Menatap keluar dari tembok pembatas, saya melihat desa-desa Arab dan permukiman Israel dalam tiga arah. Tetapi ke arah timur, budidaya tiba-tiba berhenti ketika padang pasir mengerahkan otoritasnya, jatuh jauh dari pandangan ke Laut Mati, lalu bangkit kembali seperti gunung-gunung di Yordania. Mengapa Herodes membangun benteng yang sedemikian menonjol — kompleks istana terbesar di dunia Romawi — di tepi gurun?

Meskipun situs itu memiliki sedikit nilai strategis yang jelas, itu memiliki makna mendalam bagi Herodes. Dilahirkan sekitar tahun 73 SM, ia adalah gubernur Galilea ketika, pada tahun 40 SM, Kekaisaran Parthia menaklukkan Yudea (saat itu di bawah kendali Romawi) dan menunjuk seorang raja baru, Mattathias Antigonus. Herodes, yang mungkin lebih cerdik daripada loyal, menyatakan kesetiaan ke Roma dan melarikan diri dari Yerusalem dengan sebanyak 5.000 orang — keluarganya dan kontingen prajurit yang bertempur — di bawah perlindungan malam.
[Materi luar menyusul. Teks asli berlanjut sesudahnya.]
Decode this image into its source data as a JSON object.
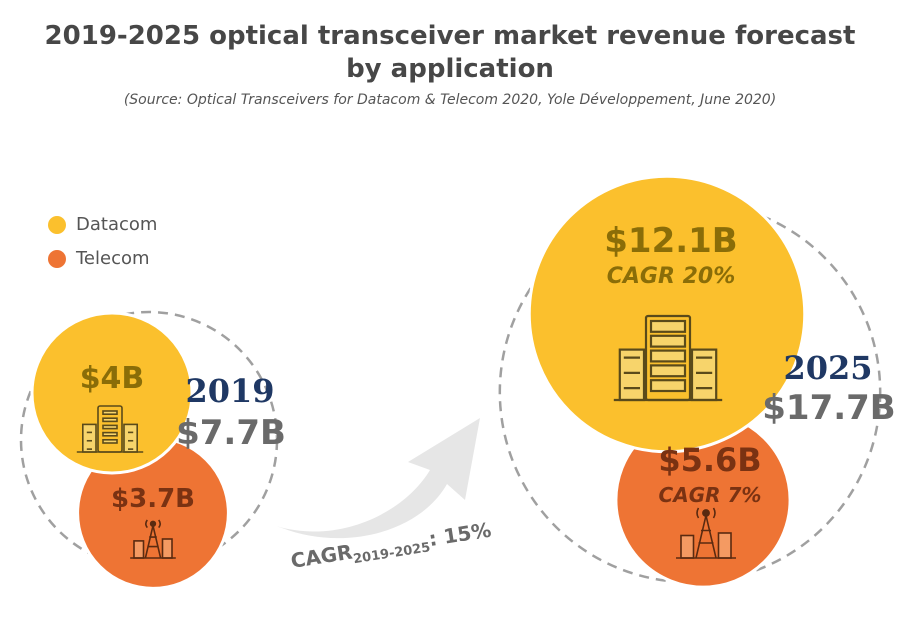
{
  "title_line1": "2019-2025 optical transceiver market revenue forecast",
  "title_line2": "by application",
  "source": "(Source: Optical Transceivers for Datacom & Telecom 2020, Yole Développement, June 2020)",
  "legend": [
    {
      "label": "Datacom",
      "color": "#FBC02D"
    },
    {
      "label": "Telecom",
      "color": "#EE7434"
    }
  ],
  "colors": {
    "datacom": "#FBC02D",
    "telecom": "#EE7434",
    "year": "#1F3864",
    "total": "#6A6A6A",
    "datacom_text": "#8A6D08",
    "telecom_text": "#7A3212",
    "dashed": "#A0A0A0",
    "arrow": "#E6E6E6"
  },
  "chart_data": {
    "type": "bubble",
    "title": "2019-2025 optical transceiver market revenue forecast by application",
    "unit": "$B",
    "categories": [
      "2019",
      "2025"
    ],
    "series": [
      {
        "name": "Datacom",
        "values": [
          4,
          12.1
        ],
        "labels": [
          "$4B",
          "$12.1B"
        ],
        "cagr": [
          "",
          "CAGR 20%"
        ]
      },
      {
        "name": "Telecom",
        "values": [
          3.7,
          5.6
        ],
        "labels": [
          "$3.7B",
          "$5.6B"
        ],
        "cagr": [
          "",
          "CAGR 7%"
        ]
      }
    ],
    "totals": [
      {
        "year": "2019",
        "value": 7.7,
        "label": "$7.7B"
      },
      {
        "year": "2025",
        "value": 17.7,
        "label": "$17.7B"
      }
    ],
    "overall_cagr": {
      "prefix": "CAGR",
      "period": "2019-2025",
      "value": ": 15%"
    }
  },
  "icons": {
    "datacom": "server-rack-icon",
    "telecom": "antenna-tower-icon"
  }
}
Melonjak di atas tanah berbatu, gerobak tempat ibu Herodes naik terbalik. Herodes menghunus pedangnya dan hampir bunuh diri ketika dia melihat dia selamat. Dia kembali ke pertempuran dan bertempur "bukan seperti yang dalam kesulitan ... tetapi seperti yang disiapkan dengan sangat baik untuk perang, " tulis Yosefus. Sebagai penghormatan atas kemenangannya dan kelangsungan hidup ibunya, ia bersumpah akan dimakamkan di sana.

Herodes mencari perlindungan di Petra (di jaman Jordan) ini - ibukota Nabatea, umat ibunya - sebelum menuju ke Roma. Tiga tahun kemudian, dengan dukungan Roma, Herodes menaklukkan Yerusalem dan menjadi raja Yudea. Satu dekade akan berlalu sebelum dia mulai bekerja di istana berbenteng jauh yang akan memenuhi janjinya.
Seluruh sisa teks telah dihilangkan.